Çok değil bu sabah yürürken yaşadım bütün bu güzellikleri, keyif içinde varmışım Barış Manço Anfi Tiyatrosunun arkasına hiç anlamadan, adeta rüyadayım gibi derken birden irkildim ve aydım. Marina’nın Yalova yönünde onlarca özel tekne kızaklara çekilmiş her teknenin başında bir gurup çalışan, kimi raspa yapıyor, kimi zımpara, kimi boya…

Eskiden bu işler el marifetiyle yapılırdı, şimdi teknoloji gelişti bu işlerin nerdeyse tamamı makine ve aletlerle yapılıyor. Kazıma işleri el spirelleri ile yapılır oldu artık , cayır cayır ses çıkaran bu aletlerin sesine devamlı maruz kalan canlıların ruh dengesi alt üst olur. Zımpara makinalarının da bunlardan aşağı kalır yanı yok, bunlar da vızır vızır çıkardıkları sesle adeta beynin içini kazıyorlar. Bütün bunların üstüne boya atan komprosör makinalarının pata pata sesleri katlanılırı gibi değil. Bütün neşem bir anda uçup gitt,i halbuki ben bu marinanın önünden sayısız kez geçip gittim, bütün bunlar bu kadar dikkatimi çekmemişti . Kış boyunca teknelerin içinde süren çalışmalar, baharın gelmesi ile tekne dışına taşınca olayın vahameti de ortaya çıkmış durumda . Buradan kaylaklanan gürültü şehrimizin göbeğine kadar dalga dalga yayılıyor… Fakat daha da vahimi var; Teknelerin boyanması sırasında ortaya çıkan solvent kokusu ve partiküller deniz rüzgarı ile şehrin içine doğru uçuşuyorlar. Malumunuz teknelerin yosun ve deniz kabuklularına karşı kullandıkları boyalar canlılar için son derece tehlikeli bileşimler içermektedir, bizler sahilde güzel güzel gezerken bir güzel bütün bu zehirleri soluyoruz ve içimize çekiyoruz. Altınova kıyılarına kurulan tersanalerin aslında Yalova şehir merkezine kadar uzanmış olduğundan bi_haberiz.

Marina içinde mevcut kafeteryalarda keyif içinde kahve içerken yanında su yerine solvent içtiğimizin farkında bile değiliz. Yat limanımız var diye sevinirken, yanında birde tersane hediye edilmiş biz anlamamışız meğerse.
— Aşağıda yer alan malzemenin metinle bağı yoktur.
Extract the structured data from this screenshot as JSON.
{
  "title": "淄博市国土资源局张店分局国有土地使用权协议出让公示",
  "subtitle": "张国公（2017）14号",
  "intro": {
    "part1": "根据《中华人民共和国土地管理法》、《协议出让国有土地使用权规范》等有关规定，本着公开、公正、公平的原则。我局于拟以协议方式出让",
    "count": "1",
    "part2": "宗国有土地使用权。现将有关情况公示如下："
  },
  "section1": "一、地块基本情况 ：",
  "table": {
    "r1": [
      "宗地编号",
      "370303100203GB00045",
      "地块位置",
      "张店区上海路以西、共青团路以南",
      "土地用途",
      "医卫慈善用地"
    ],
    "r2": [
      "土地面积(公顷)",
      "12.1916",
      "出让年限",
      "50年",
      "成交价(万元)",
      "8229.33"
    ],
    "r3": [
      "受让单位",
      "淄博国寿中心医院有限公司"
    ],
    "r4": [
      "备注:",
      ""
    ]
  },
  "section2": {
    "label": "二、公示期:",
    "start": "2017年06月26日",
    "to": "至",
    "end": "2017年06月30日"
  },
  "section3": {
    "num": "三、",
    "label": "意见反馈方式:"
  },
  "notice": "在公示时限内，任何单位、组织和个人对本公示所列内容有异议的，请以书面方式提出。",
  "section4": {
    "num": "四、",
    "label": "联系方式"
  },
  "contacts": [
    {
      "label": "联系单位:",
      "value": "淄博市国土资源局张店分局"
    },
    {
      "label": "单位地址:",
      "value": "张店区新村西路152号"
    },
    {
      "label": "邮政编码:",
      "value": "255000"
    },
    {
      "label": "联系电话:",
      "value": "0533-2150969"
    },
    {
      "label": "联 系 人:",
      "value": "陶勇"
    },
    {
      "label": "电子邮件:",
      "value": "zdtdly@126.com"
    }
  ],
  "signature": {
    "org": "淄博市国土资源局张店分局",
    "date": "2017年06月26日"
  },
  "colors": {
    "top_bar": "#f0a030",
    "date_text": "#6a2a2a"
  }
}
Bütün bu düşünceler birkaç dakika içinde beynimde uçuştular , solvent buharlarından kaçaçağım diye koşar adım bir solukta İDO’nun yanından geçerek Yürüyen Köşk yönüne doğru sapmışım. Kafamdan bütün bu kötü düşünceleri uzaklaştırmaya çalışırken dilime bir şarkı dolamaya çalışıyorum ama bir türlü şarkının ritmi oturmuyor , acaba tansiyonum mu fırladı farkında olmadan derken, aman Allahım meğer gözlerimin gördükleriymiş buna sebep. Şehir mağandaları gece boyunca mesaiye kalmışlar, yol boyunca Atatürk’le ilgili branda panoları boydan boya bıçaklamışlar, panoların tamamı enlemesine doğranmış vaziyette, geçtiğimiz haftalarda direklere asılı tabelaları kıran şehir zararlılarının marifeti akıl alır gibi değil. Halkın vergileri ile yapılan işleri bu kadar acımasızca tahrip edebilen zihniyet nasıl ehlileştirilecek.
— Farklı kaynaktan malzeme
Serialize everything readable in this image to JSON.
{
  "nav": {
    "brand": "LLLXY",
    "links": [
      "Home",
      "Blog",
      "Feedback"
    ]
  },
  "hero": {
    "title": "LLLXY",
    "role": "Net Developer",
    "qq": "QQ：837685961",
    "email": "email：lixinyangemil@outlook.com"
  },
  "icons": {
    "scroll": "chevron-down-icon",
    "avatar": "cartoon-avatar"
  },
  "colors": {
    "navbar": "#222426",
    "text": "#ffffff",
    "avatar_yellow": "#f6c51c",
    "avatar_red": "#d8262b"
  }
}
Tanrı bütün güzellikleri bu şehre sunmuş ama bunun kıymetini bilmeyen insanların varlığı ile güzel şehrimiz hızla bu güzelliklerini kaybetmektedir. Şehrimizi yöneten insanlara önemli görevler düşmektedir. Sevmek tek başına yetmiyor, kentlilik bilincinin oluşması için yapılması gereken çok iş var bu şehirde . İnsanlara kentlilik bilincini aşılayacak çalışmaların yolu kültür ve sanatsal çalışmalarından geçmektedir. Bu faaliyetleri yapan kurumların desteklenmesi aslında kentimizin güzelliklerinin korunması çalışmalarıdır. Kültür ve Sanattan uzak insanlarda kentlilik bilincinin oluşmasını beklemek hayaldir.